Beam Search — Analysis¶

The algorithm¶

Start with one beam: (<bos>,), log_prob 0.
Repeat until all beams have emitted <eos> or hit max_len:
For each active beam, query score_fn(beam.tokens) for next-token log probs.
Expand: every beam × every continuation = candidate set.
Sort candidates by cumulative log prob (raw, not normalised).
Take the top beam_width candidates; beams ending in <eos> move to finished.
Rank finished beams by length-normalised score; return top beam_width.

Why length normalisation matters¶

Without normalisation, every additional token adds a negative log prob (log(p) < 0). Short sequences win the raw-score race because they accumulate less negative mass. Beam search would always prefer <bos> <eos> (one short sequence) over any longer beam — which defeats the purpose.

The standard length penalty is L^alpha in the denominator:

normalized = log_prob / length^alpha

alpha = 0 → no normalisation; short beams dominate.
alpha = 1 → average log prob per token; fully length-fair.
alpha = 0.7 → the GNMT default; mild preference for length, the empirical sweet spot.

Run output¶

Top 3 beams (length-normalized, alpha=0.7):
  norm=-0.773  logp=-3.600  tokens=<bos> a t a t a t a t
  norm=-0.795  logp=-3.700  tokens=<bos> a t a t e t a t
  norm=-0.795  logp=-3.700  tokens=<bos> a t a n a t a t

Same search, alpha=0.0:
  logp=-2.000  tokens=<bos> <eos>
  logp=-2.200  tokens=<bos> a t a t a
  logp=-2.300  tokens=<bos> a t a t e

The contrast is sharp. With alpha=0.7, the top beam is 9 tokens long (vowel-consonant pattern, matching the scorer's preference). With alpha=0.0, the top beam is 2 tokens — just <bos> <eos>. Same scorer, same search, dramatically different output.

Beam width trade-off¶

beam_width = 1 → greedy; one beam, one path. Fast; no recovery from a bad token choice.
beam_width = 4-8 → typical for translation, summarization, captioning. The empirically-tuned sweet spot.
beam_width = 32+ → diminishing returns; computationally expensive.

Production note: very large beam widths can produce worse outputs because beam search promotes high-probability but generic continuations. This is why nucleus sampling (Exercise 08) has replaced beam search for open-ended generation in many domains.

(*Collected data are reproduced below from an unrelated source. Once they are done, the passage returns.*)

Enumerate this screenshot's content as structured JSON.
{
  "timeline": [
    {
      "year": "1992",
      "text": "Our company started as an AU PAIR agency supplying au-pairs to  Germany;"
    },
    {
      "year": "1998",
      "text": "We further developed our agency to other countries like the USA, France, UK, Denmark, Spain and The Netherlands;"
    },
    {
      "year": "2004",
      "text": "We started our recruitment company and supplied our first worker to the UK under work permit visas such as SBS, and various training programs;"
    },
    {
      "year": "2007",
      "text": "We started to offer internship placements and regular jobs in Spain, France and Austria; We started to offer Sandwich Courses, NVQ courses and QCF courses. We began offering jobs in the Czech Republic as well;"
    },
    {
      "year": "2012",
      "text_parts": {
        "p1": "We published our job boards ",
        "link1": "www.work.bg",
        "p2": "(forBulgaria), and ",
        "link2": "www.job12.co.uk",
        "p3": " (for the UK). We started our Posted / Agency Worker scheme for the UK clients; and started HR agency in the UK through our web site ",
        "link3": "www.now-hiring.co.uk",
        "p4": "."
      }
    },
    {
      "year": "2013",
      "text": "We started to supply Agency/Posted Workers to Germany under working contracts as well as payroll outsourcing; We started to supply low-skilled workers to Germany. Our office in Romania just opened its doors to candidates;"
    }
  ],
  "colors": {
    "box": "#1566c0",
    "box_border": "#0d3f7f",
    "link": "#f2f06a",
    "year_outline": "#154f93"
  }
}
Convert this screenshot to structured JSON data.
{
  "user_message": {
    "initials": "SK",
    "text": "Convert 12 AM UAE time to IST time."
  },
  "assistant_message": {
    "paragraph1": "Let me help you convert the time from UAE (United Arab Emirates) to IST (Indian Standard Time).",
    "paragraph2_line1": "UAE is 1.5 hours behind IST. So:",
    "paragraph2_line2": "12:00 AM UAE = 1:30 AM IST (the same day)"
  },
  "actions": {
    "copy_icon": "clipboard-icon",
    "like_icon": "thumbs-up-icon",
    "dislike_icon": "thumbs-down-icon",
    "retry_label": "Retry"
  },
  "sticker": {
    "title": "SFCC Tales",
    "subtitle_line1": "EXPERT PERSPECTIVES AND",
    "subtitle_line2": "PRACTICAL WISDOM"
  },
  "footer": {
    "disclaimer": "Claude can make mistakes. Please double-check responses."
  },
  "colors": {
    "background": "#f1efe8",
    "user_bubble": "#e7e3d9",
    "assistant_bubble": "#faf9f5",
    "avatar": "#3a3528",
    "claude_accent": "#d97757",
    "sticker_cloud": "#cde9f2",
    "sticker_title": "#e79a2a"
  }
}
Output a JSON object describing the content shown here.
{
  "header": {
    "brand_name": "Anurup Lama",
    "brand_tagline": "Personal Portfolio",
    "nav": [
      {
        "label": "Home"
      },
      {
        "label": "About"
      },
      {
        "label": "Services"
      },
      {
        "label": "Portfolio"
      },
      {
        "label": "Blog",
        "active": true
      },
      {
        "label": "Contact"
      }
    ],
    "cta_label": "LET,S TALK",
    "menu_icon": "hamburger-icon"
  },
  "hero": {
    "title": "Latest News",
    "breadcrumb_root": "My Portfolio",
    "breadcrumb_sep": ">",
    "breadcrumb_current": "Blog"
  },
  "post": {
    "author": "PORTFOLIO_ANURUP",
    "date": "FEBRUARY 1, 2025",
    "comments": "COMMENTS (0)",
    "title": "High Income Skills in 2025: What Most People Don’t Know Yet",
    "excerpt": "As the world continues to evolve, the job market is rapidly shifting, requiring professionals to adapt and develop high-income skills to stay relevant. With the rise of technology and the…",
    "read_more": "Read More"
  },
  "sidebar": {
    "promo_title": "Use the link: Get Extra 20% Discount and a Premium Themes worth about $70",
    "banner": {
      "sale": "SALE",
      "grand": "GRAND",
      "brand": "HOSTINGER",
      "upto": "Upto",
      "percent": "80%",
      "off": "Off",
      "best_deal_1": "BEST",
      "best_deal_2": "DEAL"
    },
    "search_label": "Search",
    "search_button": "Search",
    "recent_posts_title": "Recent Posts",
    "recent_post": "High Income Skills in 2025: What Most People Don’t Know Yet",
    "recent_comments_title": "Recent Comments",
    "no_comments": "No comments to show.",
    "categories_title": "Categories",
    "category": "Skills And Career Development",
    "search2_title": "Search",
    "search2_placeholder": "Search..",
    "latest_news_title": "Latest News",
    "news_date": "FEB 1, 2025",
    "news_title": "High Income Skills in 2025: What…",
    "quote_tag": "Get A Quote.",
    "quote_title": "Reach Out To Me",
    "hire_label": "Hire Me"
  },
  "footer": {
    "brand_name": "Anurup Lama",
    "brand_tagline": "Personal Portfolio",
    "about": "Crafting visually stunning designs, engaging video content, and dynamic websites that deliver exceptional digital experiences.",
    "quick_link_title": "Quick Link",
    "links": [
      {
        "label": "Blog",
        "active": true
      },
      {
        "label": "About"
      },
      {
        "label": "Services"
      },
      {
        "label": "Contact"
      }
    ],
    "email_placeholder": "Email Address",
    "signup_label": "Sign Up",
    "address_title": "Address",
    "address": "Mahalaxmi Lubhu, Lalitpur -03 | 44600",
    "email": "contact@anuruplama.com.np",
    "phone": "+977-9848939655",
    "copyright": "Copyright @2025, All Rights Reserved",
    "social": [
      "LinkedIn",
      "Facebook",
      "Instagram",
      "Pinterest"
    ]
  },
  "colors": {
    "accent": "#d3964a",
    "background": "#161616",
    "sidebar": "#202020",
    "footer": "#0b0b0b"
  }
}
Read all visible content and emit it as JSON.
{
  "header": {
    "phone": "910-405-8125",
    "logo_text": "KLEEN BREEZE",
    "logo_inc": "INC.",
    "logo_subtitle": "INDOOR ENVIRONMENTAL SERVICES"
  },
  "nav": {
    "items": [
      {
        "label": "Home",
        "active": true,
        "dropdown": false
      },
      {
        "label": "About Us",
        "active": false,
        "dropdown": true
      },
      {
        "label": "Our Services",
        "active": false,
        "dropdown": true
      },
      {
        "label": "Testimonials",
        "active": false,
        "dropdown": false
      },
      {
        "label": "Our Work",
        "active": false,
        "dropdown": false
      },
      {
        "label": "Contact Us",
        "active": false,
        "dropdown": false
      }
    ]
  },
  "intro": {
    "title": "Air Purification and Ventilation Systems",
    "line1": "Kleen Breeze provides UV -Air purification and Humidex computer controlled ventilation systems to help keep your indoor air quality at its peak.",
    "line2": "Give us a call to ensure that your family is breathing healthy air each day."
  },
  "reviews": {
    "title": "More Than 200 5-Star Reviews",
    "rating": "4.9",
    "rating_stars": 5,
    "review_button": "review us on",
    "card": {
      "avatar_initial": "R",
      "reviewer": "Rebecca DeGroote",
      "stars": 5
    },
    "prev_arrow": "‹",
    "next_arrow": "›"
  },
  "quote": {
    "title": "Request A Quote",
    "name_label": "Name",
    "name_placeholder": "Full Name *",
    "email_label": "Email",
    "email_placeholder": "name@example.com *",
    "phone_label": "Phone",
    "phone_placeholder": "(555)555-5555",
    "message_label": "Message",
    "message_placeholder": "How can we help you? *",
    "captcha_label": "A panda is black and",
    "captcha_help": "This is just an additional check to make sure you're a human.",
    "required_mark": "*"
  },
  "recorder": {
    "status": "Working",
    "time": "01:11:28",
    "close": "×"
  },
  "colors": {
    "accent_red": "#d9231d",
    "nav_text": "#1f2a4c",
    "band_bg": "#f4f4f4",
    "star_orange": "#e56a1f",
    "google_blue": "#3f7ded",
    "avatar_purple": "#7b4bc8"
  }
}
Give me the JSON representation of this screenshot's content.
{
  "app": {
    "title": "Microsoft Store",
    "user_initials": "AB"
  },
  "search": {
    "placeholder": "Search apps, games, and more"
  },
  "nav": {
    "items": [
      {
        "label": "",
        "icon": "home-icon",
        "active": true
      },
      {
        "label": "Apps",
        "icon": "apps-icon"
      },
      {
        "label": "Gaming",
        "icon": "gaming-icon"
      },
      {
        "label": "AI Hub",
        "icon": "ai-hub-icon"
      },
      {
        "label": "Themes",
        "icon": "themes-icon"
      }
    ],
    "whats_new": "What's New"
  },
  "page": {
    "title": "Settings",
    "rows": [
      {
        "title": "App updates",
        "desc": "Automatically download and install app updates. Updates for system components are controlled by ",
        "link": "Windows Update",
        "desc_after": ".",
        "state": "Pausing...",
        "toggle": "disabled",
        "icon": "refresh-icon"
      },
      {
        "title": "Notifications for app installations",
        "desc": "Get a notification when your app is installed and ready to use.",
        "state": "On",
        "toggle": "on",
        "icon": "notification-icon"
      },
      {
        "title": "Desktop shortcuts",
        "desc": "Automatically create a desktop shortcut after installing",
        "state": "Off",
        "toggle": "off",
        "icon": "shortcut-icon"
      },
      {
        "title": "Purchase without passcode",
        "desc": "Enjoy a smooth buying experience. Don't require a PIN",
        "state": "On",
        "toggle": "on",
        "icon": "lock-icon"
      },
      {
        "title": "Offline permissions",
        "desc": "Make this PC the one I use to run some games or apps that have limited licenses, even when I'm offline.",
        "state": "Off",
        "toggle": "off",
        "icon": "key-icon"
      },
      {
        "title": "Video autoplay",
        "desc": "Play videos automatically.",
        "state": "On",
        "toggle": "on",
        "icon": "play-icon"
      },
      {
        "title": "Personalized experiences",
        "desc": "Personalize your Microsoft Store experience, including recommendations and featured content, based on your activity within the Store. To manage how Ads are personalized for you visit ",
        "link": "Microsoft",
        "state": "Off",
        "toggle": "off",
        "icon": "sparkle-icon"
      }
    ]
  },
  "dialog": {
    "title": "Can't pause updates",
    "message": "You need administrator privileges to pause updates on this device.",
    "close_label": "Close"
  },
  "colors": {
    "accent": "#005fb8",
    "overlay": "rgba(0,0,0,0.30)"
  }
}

When beam search is right¶

Translation. The output has a clear "best" sequence; beam search converges to it.
Constrained generation. When the search space is small and you want the best path.
Caption generation, structured output. Where coherence matters more than diversity.

When beam search is wrong¶

Open-ended generation (chat, creative writing). Beam search produces bland, "safe" outputs that maximise log prob but lack interesting variation. Sampling (with temperature or nucleus) wins here.
Long outputs where beam search degenerates — paths converge to similar text; diversity collapses.

Common bugs the tests catch¶

Forgetting to normalise length. Rankings favour <eos> immediately after <bos>.
Selecting on normalised score during search instead of raw. Causes incorrect pruning; the in-progress beams haven't reached their final length yet.
Mixing finished and active beams. Active beams keep growing; finished beams don't.
Not handling max_len. Beams that don't emit <eos> need to be promoted to finished at the end.
Forgetting to expand every beam at every step. Easy to skip a beam if logic is off.

What this exercise teaches¶

Search algorithms with priority queues and pruning.
Length normalisation as the structural defence against short-beam bias.
The bridge between deterministic decoding (greedy, beam) and stochastic decoding (temperature, top-p).

Interview probes:

"Why does beam search favour short sequences without normalisation?"
"Why isn't beam width = vocabulary size always best?"
"When would you choose nucleus sampling over beam search?"
"How would you parallelise beam expansion across beams?"
"What is the time complexity of one beam search step?" (O(B × V × log(B × V)) with sorting; O(B × V) with a heap.)